“Say,” exclaimed Carse, “do you suppose they're going back to Manchester to have another shot at the old man? I brought them back from there yesterday on No. 5, and they were the sickest crowd you ever saw. The old man can give them just about all they want.”
He paused and glanced at his watch. “We pull out in thirty seconds,” he said. And at two o'clock No. 14 started northward on what was to prove a most eventful run in the history of the M. & T. The train rattled over the yard switches, slid creaking under the brakes down to the river, rumbled across the bridge, and then toiled up the first of the long grades between Truesdale and Sawyerville.
Carse was collecting tickets in the second car when suddenly it thrilled and trembled, and the train, with grinding squealing brakes, came to a stop. The conductor was all but thrown from his feet, but he staggered to the platform, and leaping down ran toward the engine, followed by an excited crowd of passengers.
“What's the matter?” he demanded of Downs, whom he found clambering out of the cab.
“That's what I want to know,” answered the engineer. “Didn't you pull the signal cord?”

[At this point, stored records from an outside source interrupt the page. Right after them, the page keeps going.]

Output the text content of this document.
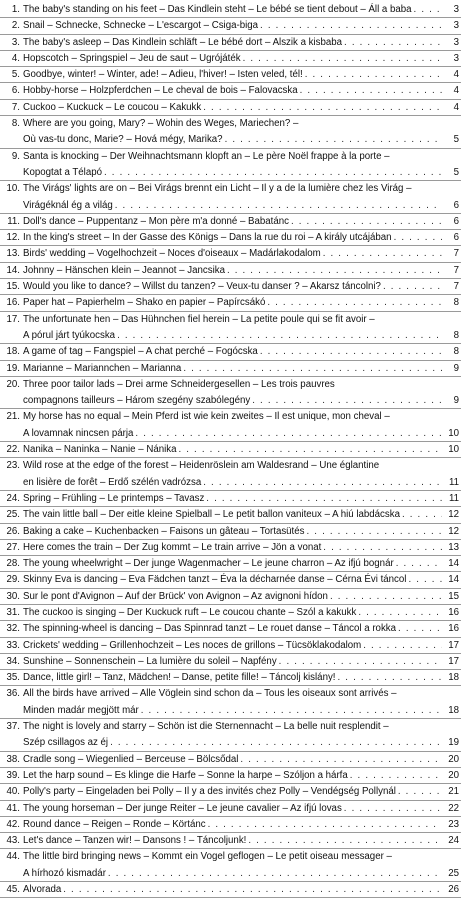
1. The baby's standing on his feet – Das Kindlein steht – Le bébé se tient debout – Áll a baba . . .	3
2. Snail – Schnecke, Schnecke – L'escargot – Csiga-biga . . .	3
3. The baby's asleep – Das Kindlein schläft – Le bébé dort – Alszik a kisbaba . . .	3
4. Hopscotch – Springspiel – Jeu de saut – Ugrójáték . . .	3
5. Goodbye, winter! – Winter, ade! – Adieu, l'hiver! – Isten veled, tél! . . .	4
6. Hobby-horse – Holzpferdchen – Le cheval de bois – Falovacska . . .	4
7. Cuckoo – Kuckuck – Le coucou – Kakukk . . .	4
8. Where are you going, Mary? – Wohin des Weges, Mariechen? –
Où vas-tu donc, Marie? – Hová mégy, Marika? . . .	5
9. Santa is knocking – Der Weihnachtsmann klopft an – Le père Noël frappe à la porte –
Kopogtat a Télapó . . .	5
10. The Virágs' lights are on – Bei Virágs brennt ein Licht – Il y a de la lumière chez les Virág –
Virágéknál ég a világ . . .	6
11. Doll's dance – Puppentanz – Mon père m'a donné – Babatánc . . .	6
12. In the king's street – In der Gasse des Königs – Dans la rue du roi – A király utcájában . . .	6
13. Birds' wedding – Vogelhochzeit – Noces d'oiseaux – Madárlakodalom . . .	7
14. Johnny – Hänschen klein – Jeannot – Jancsika . . .	7
15. Would you like to dance? – Willst du tanzen? – Veux-tu danser ? – Akarsz táncolni? . . .	7
16. Paper hat – Papierhelm – Shako en papier – Papírcsákó . . .	8
17. The unfortunate hen – Das Hühnchen fiel herein – La petite poule qui se fit avoir –
A pórul járt tyúkocska . . .	8
18. A game of tag – Fangspiel – A chat perché – Fogócska . . .	8
19. Marianne – Mariannchen – Marianna . . .	9
20. Three poor tailor lads – Drei arme Schneidergesellen – Les trois pauvres
compagnons tailleurs – Három szegény szabólegény . . .	9
21. My horse has no equal – Mein Pferd ist wie kein zweites – Il est unique, mon cheval –
A lovamnak nincsen párja . . .	10
22. Nanika – Naninka – Nanie – Nánika . . .	10
23. Wild rose at the edge of the forest – Heidenröslein am Waldesrand – Une églantine
en lisière de forêt – Erdő szélén vadrózsa . . .	11
24. Spring – Frühling – Le printemps – Tavasz . . .	11
25. The vain little ball – Der eitle kleine Spielball – Le petit ballon vaniteux – A hiú labdácska . . .	12
26. Baking a cake – Kuchenbacken – Faisons un gâteau – Tortasütés . . .	12
27. Here comes the train – Der Zug kommt – Le train arrive – Jön a vonat . . .	13
28. The young wheelwright – Der junge Wagenmacher – Le jeune charron – Az ifjú bognár . . .	14
29. Skinny Eva is dancing – Eva Fädchen tanzt – Éva la décharnée danse – Cérna Évi táncol . . .	14
30. Sur le pont d'Avignon – Auf der Brück' von Avignon – Az avignoni hídon . . .	15
31. The cuckoo is singing – Der Kuckuck ruft – Le coucou chante – Szól a kakukk . . .	16
32. The spinning-wheel is dancing – Das Spinnrad tanzt – Le rouet danse – Táncol a rokka . . .	16
33. Crickets' wedding – Grillenhochzeit – Les noces de grillons – Tücsöklakodalom . . .	17
34. Sunshine – Sonnenschein – La lumière du soleil – Napfény . . .	17
35. Dance, little girl! – Tanz, Mädchen! – Danse, petite fille! – Táncolj kislány! . . .	18
36. All the birds have arrived – Alle Vöglein sind schon da – Tous les oiseaux sont arrivés –
Minden madár megjött már . . .	18
37. The night is lovely and starry – Schön ist die Sternennacht – La belle nuit resplendit –
Szép csillagos az éj . . .	19
38. Cradle song – Wiegenlied – Berceuse – Bölcsődal . . .	20
39. Let the harp sound – Es klinge die Harfe – Sonne la harpe – Szóljon a hárfa . . .	20
40. Polly's party – Eingeladen bei Polly – Il y a des invités chez Polly – Vendégség Pollynál . . .	21
41. The young horseman – Der junge Reiter – Le jeune cavalier – Az ifjú lovas . . .	22
42. Round dance – Reigen – Ronde – Körtánc . . .	23
43. Let's dance – Tanzen wir! – Dansons ! – Táncoljunk! . . .	24
44. The little bird bringing news – Kommt ein Vogel geflogen – Le petit oiseau messager –
A hírhozó kismadár . . .	25
45. Alvorada . . .	26
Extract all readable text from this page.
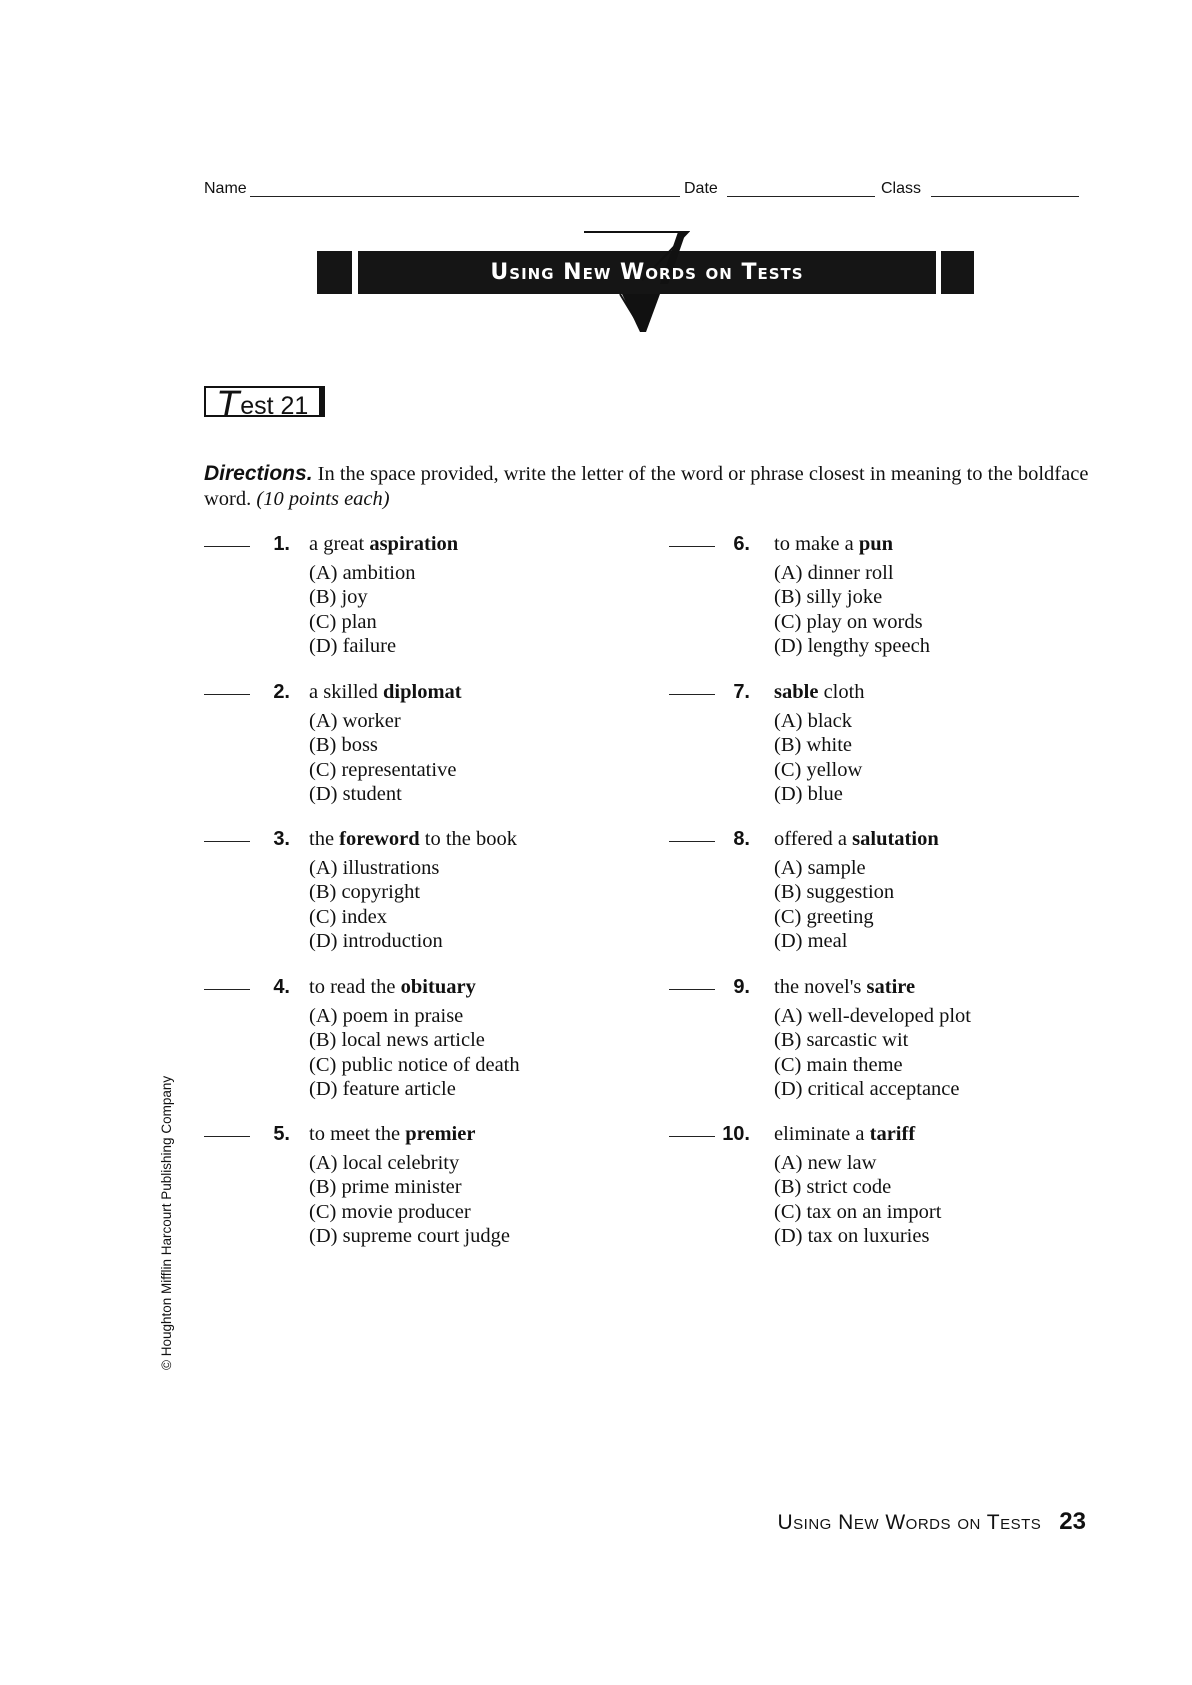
Name	Date	Class
Using New Words on Tests
Test 21
Directions. In the space provided, write the letter of the word or phrase closest in meaning to the boldface word. (10 points each)
1. a great aspiration
(A) ambition
(B) joy
(C) plan
(D) failure
2. a skilled diplomat
(A) worker
(B) boss
(C) representative
(D) student
3. the foreword to the book
(A) illustrations
(B) copyright
(C) index
(D) introduction
4. to read the obituary
(A) poem in praise
(B) local news article
(C) public notice of death
(D) feature article
5. to meet the premier
(A) local celebrity
(B) prime minister
(C) movie producer
(D) supreme court judge
6. to make a pun
(A) dinner roll
(B) silly joke
(C) play on words
(D) lengthy speech
7. sable cloth
(A) black
(B) white
(C) yellow
(D) blue
8. offered a salutation
(A) sample
(B) suggestion
(C) greeting
(D) meal
9. the novel's satire
(A) well-developed plot
(B) sarcastic wit
(C) main theme
(D) critical acceptance
10. eliminate a tariff
(A) new law
(B) strict code
(C) tax on an import
(D) tax on luxuries
© Houghton Mifflin Harcourt Publishing Company
Using New Words on Tests 23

“No,” said Carse, looking puzzled. “I wonder what's up.”
At that moment a man came forward from the group of passengers: it was McDowell. “I signalled you to stop,” he said.
Carse waited an instant for him to go on, and then asked impatiently, “Well, what's wrong?”
“Nothing that I know of,” said McDowell, easily. “I wanted the train to stop.”
Carse stepped toward him angrily. “I don't know whether you're drunk or not,” he said, “but that's a damned poor kind of a joke. You'll find that out as soon as we get to Sawyerville.”